Die virtuelle Universität gliedert sich in folgende funktionale Bereiche: Information (Info), Lehrbetrieb (Lehre), Administration (Büro), Bibliothek, Cafeteria, Aktuelles (News), Forschung sowie Weiterbildung (Shop).

Die Aufteilung der Universität in diese Bereiche orientiert sich nicht an den bislang vorliegenden Organisationsstrukturen innerhalb der Universität - für die Studierenden ist es vielfach nicht relevant, welcher Fachbereich und welches Lehrgebiet einen Kurs anbietet, an dem sie teilnehmen wollen, sondern sie müssen wissen, wie sie sich anmelden können (im Bereich Administration) und wie sie am laufenden Kursbetrieb teilnehmen können (im Bereich Lehre). Auf der Basis des Prototypen konnte in einem groß angelegten Feldversuch im Wintersemester 1996/97 mit einer Vielzahl von Fernstudierenden Erfahrungen in der Organisation und Durchführung virtueller Lehrveranstaltungen wie Online-übungen, virtuelle Seminare und verteilte Praktika gesammelt werden. Inzwischen nutzen mehr als 14.000 Studierende virtuelle Universitätskomponenten.

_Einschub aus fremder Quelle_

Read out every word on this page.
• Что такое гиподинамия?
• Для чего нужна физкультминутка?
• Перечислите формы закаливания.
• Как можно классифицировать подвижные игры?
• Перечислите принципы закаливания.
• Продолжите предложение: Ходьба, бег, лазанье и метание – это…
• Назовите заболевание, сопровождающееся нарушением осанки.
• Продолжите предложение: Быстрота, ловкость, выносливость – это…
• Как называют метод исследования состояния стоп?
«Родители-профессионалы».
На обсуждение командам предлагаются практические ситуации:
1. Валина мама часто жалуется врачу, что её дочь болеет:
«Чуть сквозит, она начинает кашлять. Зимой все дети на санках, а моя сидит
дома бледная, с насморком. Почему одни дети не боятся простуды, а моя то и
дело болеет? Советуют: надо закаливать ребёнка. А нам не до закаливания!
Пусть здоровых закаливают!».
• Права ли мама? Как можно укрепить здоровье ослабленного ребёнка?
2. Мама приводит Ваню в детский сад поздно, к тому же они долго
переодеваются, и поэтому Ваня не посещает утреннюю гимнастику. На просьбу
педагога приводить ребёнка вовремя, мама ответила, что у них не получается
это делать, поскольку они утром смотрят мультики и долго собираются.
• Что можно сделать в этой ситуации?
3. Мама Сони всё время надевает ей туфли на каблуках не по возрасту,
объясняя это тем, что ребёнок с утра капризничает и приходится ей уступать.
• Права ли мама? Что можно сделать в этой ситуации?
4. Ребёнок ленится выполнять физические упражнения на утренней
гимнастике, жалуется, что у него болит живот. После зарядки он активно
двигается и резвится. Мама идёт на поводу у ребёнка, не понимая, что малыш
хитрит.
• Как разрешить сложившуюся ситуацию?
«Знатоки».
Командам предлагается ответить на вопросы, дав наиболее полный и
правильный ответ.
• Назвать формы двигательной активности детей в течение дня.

Wichtige künftige Entwicklungsbereiche im Rahmen der Virtuellen Universität umfassen die Erweiterung der technischen Plattform um Aspekte wie Datenschutz, Integration von Verwaltungsabläufen etc. sowie die Weiterentwicklung von Lehrformen unter Einbeziehung bisher gewonnener Erfahrungen.

Die technische Plattform ist offen für verschiedene didaktische Konzepte und Materialien unterschiedlichster Wissensbereiche. Sie stützt sich auf das Internet und integriert Datenbanken- und Java-Technologien. Auf Benutzerseite basiert sie auf Standardsoftware. Dadurch ist es leicht möglich, das System auf andere technische Plattformen aufzusetzen und auf vielfältige Bereiche der Aus- und Weiterbildung (Universitäten, Fachhochschulen, Schulen, firmeninterne Weiterbildung etc.) zu übertragen.

Die Virtuelle Universität eröffnet völlig neue Perspektiven hinsichtlich der Qualität, der Individualisierung, der Bedarfsorientierung und der sozialen Vernetzung. Sie ist eine konsequente Antwort auf die Anforderungen der heutigen Arbeitswelt an die Bildungssysteme.